An anti-racism entrepreneur faces having her company liquidated after being taken to court by the British Film Institute (BFI) over an alleged debt of more than £200,000.
Alisha Hall is disputing a winding-up petition launched by the BFI and joined by The British Blacklist (TBB), a media platform for Black creatives.
The claim relates to agreements between the parties at the time of the glitzy London Film Festival in October 2021.
The entrepreneur, who wants to promote diversity and ‘rebalance’ society, was involved in a series of high-profile events at the festival, which was attended by Beyoncé and Jay Z.
The BFI launched the high court action over a sponsorship fee for the festival that it claims it is owed by the company director, who runs Hall Media Group and The Liberation Initiatives.
According to court documents seen by Metro.co.uk, the amount sought when the case was launched in August 2022 was £216,000 which the BFI alleges was not paid by the media group.
TBB claims it is owed money by the media firm director over a brunch to celebrate UK-based Black film and TV creatives during the festival.
The creative platform alleges that she did not supply the promised funds, so it had to foot the £35,000 bill upfront and was not reimbursed.
Hall disputes both sets of allegations, with a spokesperson for her company saying it is ‘extremely proud of the work we do for our marginalised communities in the UK’ and the BFI’s case is ‘without merit’.

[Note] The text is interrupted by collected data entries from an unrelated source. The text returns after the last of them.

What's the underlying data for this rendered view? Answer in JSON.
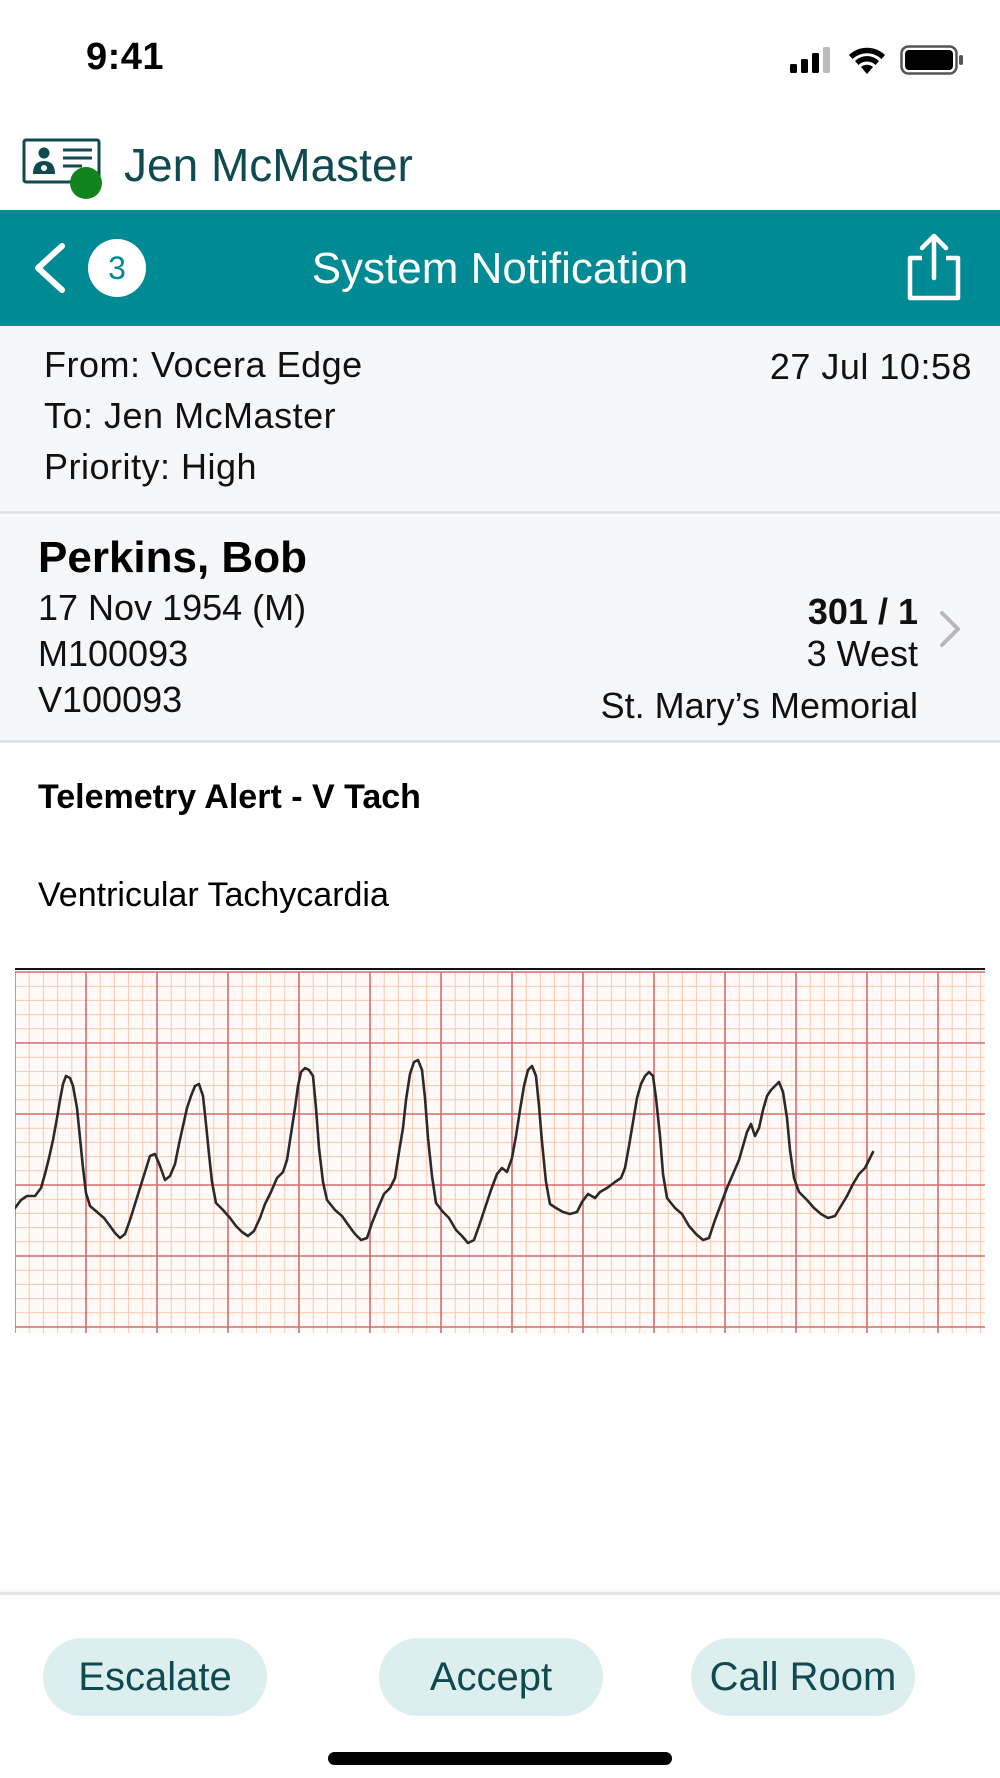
{
  "status_bar": {
    "time": "9:41",
    "icons": [
      "cellular-signal-icon",
      "wifi-icon",
      "battery-icon"
    ]
  },
  "user": {
    "name": "Jen McMaster",
    "avatar_icon": "id-card-icon",
    "presence": "online",
    "presence_color": "#12831d"
  },
  "nav": {
    "title": "System Notification",
    "badge_count": "3",
    "back_icon": "chevron-left-icon",
    "share_icon": "share-icon",
    "background_color": "#008a93"
  },
  "message": {
    "from": "From: Vocera Edge",
    "to": "To: Jen McMaster",
    "priority": "Priority: High",
    "date": "27 Jul 10:58"
  },
  "patient": {
    "name": "Perkins, Bob",
    "dob": "17 Nov 1954 (M)",
    "mrn": "M100093",
    "visit": "V100093",
    "room": "301 / 1",
    "unit": "3 West",
    "facility": "St. Mary’s Memorial"
  },
  "alert": {
    "title": "Telemetry Alert - V Tach",
    "description": "Ventricular Tachycardia"
  },
  "ecg_strip": {
    "grid_color_minor": "#f9c8ad",
    "grid_color_major": "#d56b6b",
    "trace_color": "#2a2a2a"
  },
  "actions": {
    "escalate": "Escalate",
    "accept": "Accept",
    "call_room": "Call Room",
    "button_color": "#ddeeee"
  }
}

The BFI is pursuing the winding-up petition in the Companies Court, the documents show. The case is understood to revolve around The Liberation Initiatives having been an official event partner along with major names including Netflix and Warner Bros.

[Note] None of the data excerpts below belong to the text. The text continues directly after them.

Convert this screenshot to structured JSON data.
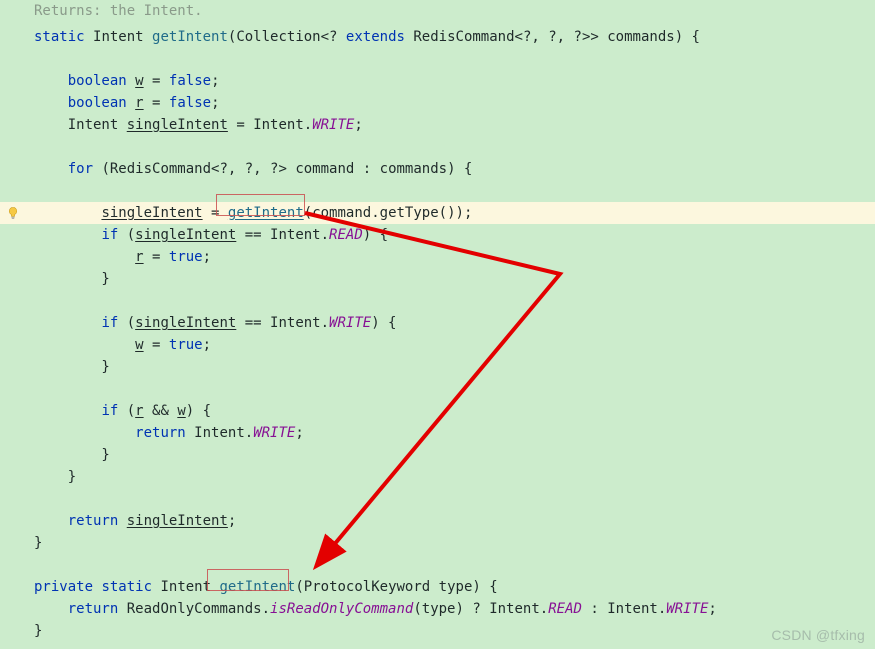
{
  "hints": {
    "returns": "Returns: the Intent."
  },
  "watermark": "CSDN @tfxing",
  "tokens": {
    "kw_static": "static",
    "kw_private": "private",
    "kw_boolean": "boolean",
    "kw_for": "for",
    "kw_if": "if",
    "kw_return": "return",
    "kw_extends": "extends",
    "kw_false": "false",
    "kw_true": "true",
    "sym_eq": " = ",
    "sym_semicolon": ";",
    "type_Intent": "Intent",
    "type_Collection": "Collection",
    "type_RedisCommand": "RedisCommand",
    "type_ProtocolKeyword": "ProtocolKeyword",
    "id_getIntent": "getIntent",
    "id_commands": "commands",
    "id_command": "command",
    "id_w": "w",
    "id_r": "r",
    "id_singleIntent": "singleIntent",
    "id_getType": "getType",
    "id_type": "type",
    "id_ReadOnlyCommands": "ReadOnlyCommands",
    "id_isReadOnlyCommand": "isReadOnlyCommand",
    "fi_WRITE": "WRITE",
    "fi_READ": "READ"
  }
}
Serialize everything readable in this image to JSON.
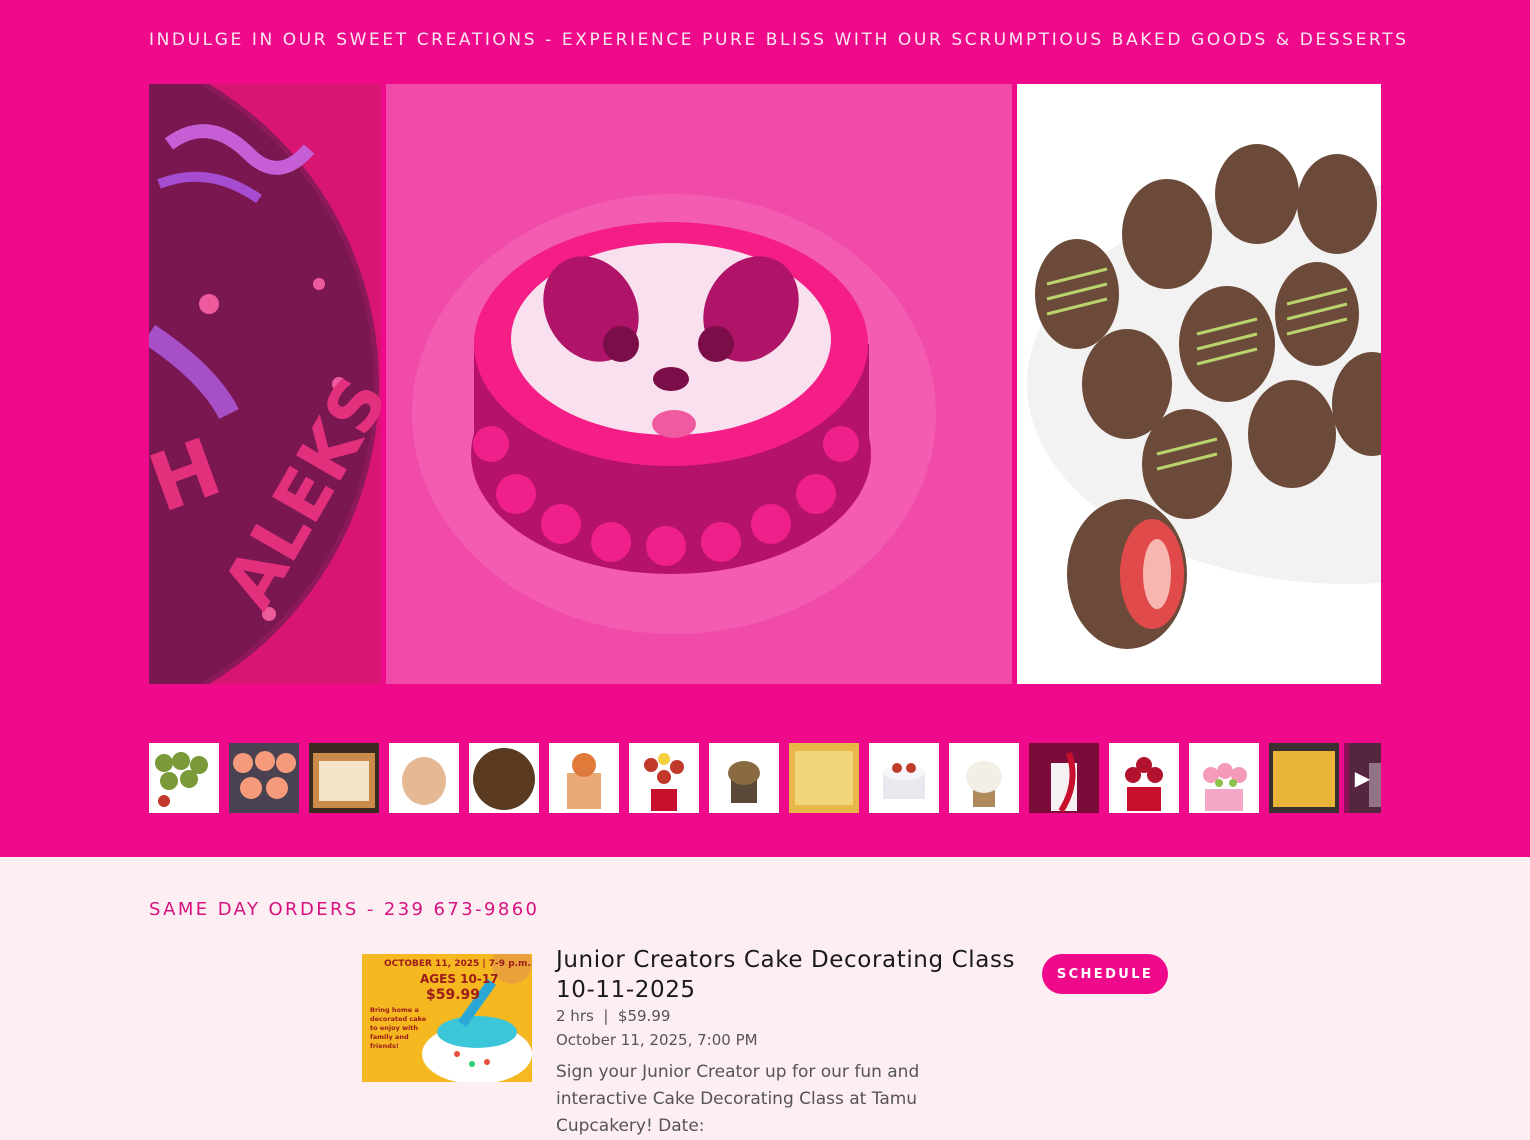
{
  "hero": {
    "tagline": "INDULGE IN OUR SWEET CREATIONS - EXPERIENCE PURE BLISS WITH OUR SCRUMPTIOUS BAKED GOODS & DESSERTS",
    "background_color": "#ee0a8a",
    "gallery": {
      "slides": [
        {
          "name": "cake-letters",
          "state": "previous"
        },
        {
          "name": "panda-cake",
          "state": "active"
        },
        {
          "name": "chocolate-strawberries",
          "state": "next"
        }
      ],
      "thumbnails_count": 16,
      "next_icon": "play-triangle-icon"
    }
  },
  "section": {
    "same_day": "SAME DAY ORDERS - 239 673-9860",
    "accent_color": "#d6127f"
  },
  "service": {
    "image": {
      "line1": "OCTOBER 11, 2025 | 7-9 p.m.",
      "line2": "AGES 10-17",
      "line3": "$59.99",
      "line4": "Bring home a decorated cake to enjoy with family and friends!"
    },
    "title": "Junior Creators Cake Decorating Class 10-11-2025",
    "meta": "2 hrs  |  $59.99",
    "date": "October 11, 2025, 7:00 PM",
    "description": "Sign your Junior Creator up for our fun and interactive Cake Decorating Class at Tamu Cupcakery! Date:",
    "button_label": "SCHEDULE"
  }
}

The company’s involvement was to support a ‘number of key programmes’ and ‘make the festival more inclusive to underrepresented communities’, according to the BFI at the time.

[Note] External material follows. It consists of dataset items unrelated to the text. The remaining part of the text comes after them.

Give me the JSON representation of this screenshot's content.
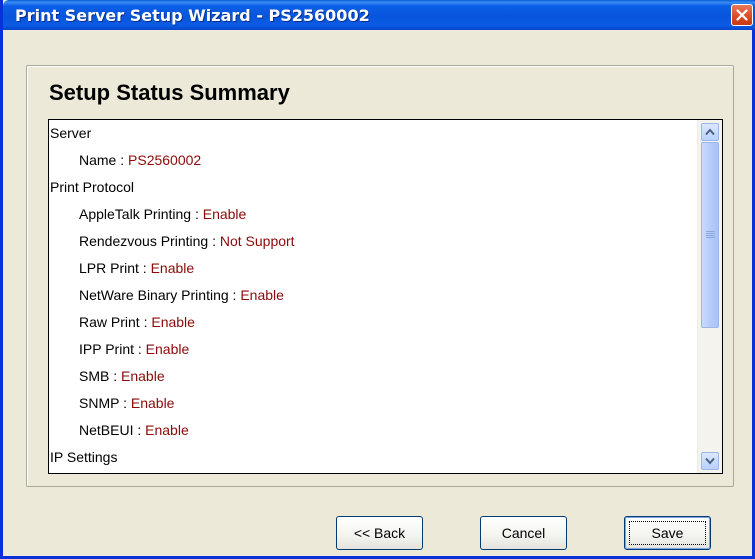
{
  "window": {
    "title": "Print Server Setup Wizard - PS2560002"
  },
  "panel": {
    "heading": "Setup Status Summary"
  },
  "summary_rows": [
    {
      "label": "Server",
      "value": "",
      "indent": 0
    },
    {
      "label": "Name : ",
      "value": "PS2560002",
      "indent": 1
    },
    {
      "label": "Print Protocol",
      "value": "",
      "indent": 0
    },
    {
      "label": "AppleTalk Printing : ",
      "value": "Enable",
      "indent": 1
    },
    {
      "label": "Rendezvous Printing : ",
      "value": "Not Support",
      "indent": 1
    },
    {
      "label": "LPR Print : ",
      "value": "Enable",
      "indent": 1
    },
    {
      "label": "NetWare Binary Printing : ",
      "value": "Enable",
      "indent": 1
    },
    {
      "label": "Raw Print : ",
      "value": "Enable",
      "indent": 1
    },
    {
      "label": "IPP Print : ",
      "value": "Enable",
      "indent": 1
    },
    {
      "label": "SMB : ",
      "value": "Enable",
      "indent": 1
    },
    {
      "label": "SNMP : ",
      "value": "Enable",
      "indent": 1
    },
    {
      "label": "NetBEUI : ",
      "value": "Enable",
      "indent": 1
    },
    {
      "label": "IP Settings",
      "value": "",
      "indent": 0
    }
  ],
  "scrollbar": {
    "up_icon": "triangle-up-icon",
    "down_icon": "triangle-down-icon",
    "position_fraction": 0.0
  },
  "buttons": {
    "back": "<< Back",
    "cancel": "Cancel",
    "save": "Save"
  },
  "colors": {
    "title_bar": "#0855dd",
    "value_text": "#8b0a0a",
    "close_button": "#d84a22",
    "dialog_bg": "#ece9d8"
  }
}
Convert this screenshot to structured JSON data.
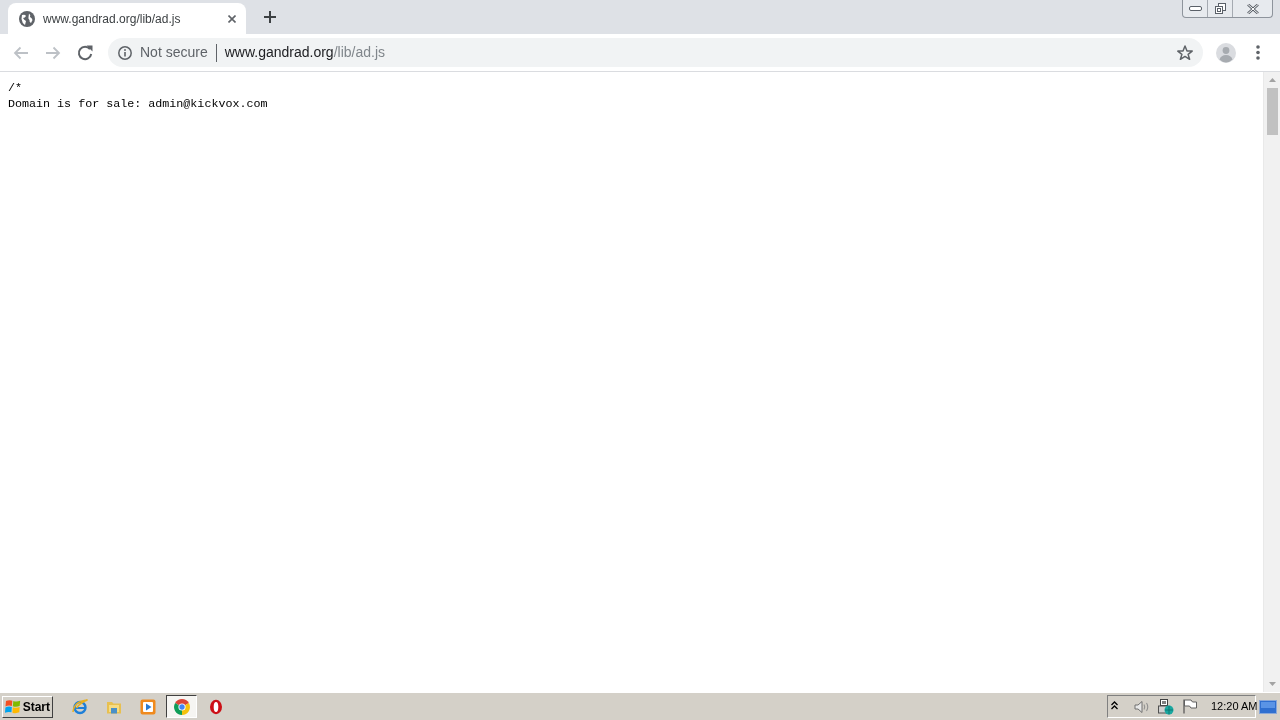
{
  "browser": {
    "tabs": [
      {
        "title": "www.gandrad.org/lib/ad.js",
        "selected": true
      }
    ],
    "toolbar": [
      {
        "kind": "back",
        "disabled": true
      },
      {
        "kind": "forward",
        "disabled": true
      },
      {
        "kind": "reload",
        "disabled": false
      }
    ],
    "address_bar": {
      "security": "Not secure",
      "url_host": "www.gandrad.org",
      "url_path": "/lib/ad.js"
    }
  },
  "page": {
    "lines": [
      "/*",
      "Domain is for sale: admin@kickvox.com"
    ]
  },
  "taskbar": {
    "start": "Start",
    "apps": [
      {
        "kind": "ie",
        "active": false
      },
      {
        "kind": "folder",
        "active": false
      },
      {
        "kind": "media",
        "active": false
      },
      {
        "kind": "chrome",
        "active": true
      },
      {
        "kind": "opera",
        "active": false
      }
    ],
    "clock": "12:20 AM"
  }
}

The 12-day showcase was given some star power as Beyoncé and Jay Z made a surprise appearance on the red carpet for the premiere of Idris Elba and Regina King’s movie The Harder They Fall.
In a statement, the BFI said: ‘Proceedings against Hall Media Group Limited in respect of sums owed to the BFI are ongoing and it would be inappropriate to comment whilst those proceedings remain live.’
Hall, 41, founded the Liberation Initiatives in July 2020 as the Black Lives Matters movement swept the US and the UK after the death of George Floyd at the hands of four police officers.
She told the SheerLuxe lifestyle website at the time that ‘In light of this year’s Black Lives Matter movement, finally the world is listening to us’.
The Liberation Initiatives says on its website that it is ‘making activism approachable and accessible’ and its mission is to ‘re-balance the state of diversity, equality and inclusion in today’s society’.
The business is registered as dormant at Companies House.
A spokesperson for Hall Media Group said: ‘We are extremely proud of the work we do for marginalised communities in the UK, and the support we have provided over the years to a variety of community groups, Black entrepreneurs, and creatives.
‘In light of the legal process underway, it would be inappropriate to comment further other than to say we do not believe the BFI’s complaint has merit and we look forward to making our case in court.’
In winding-up petitions, an official receiver is put in charge of the liquidation if the application is successful.
The company’s assets are then turned into funds to reimburse creditors.
The case is due to resume later this year.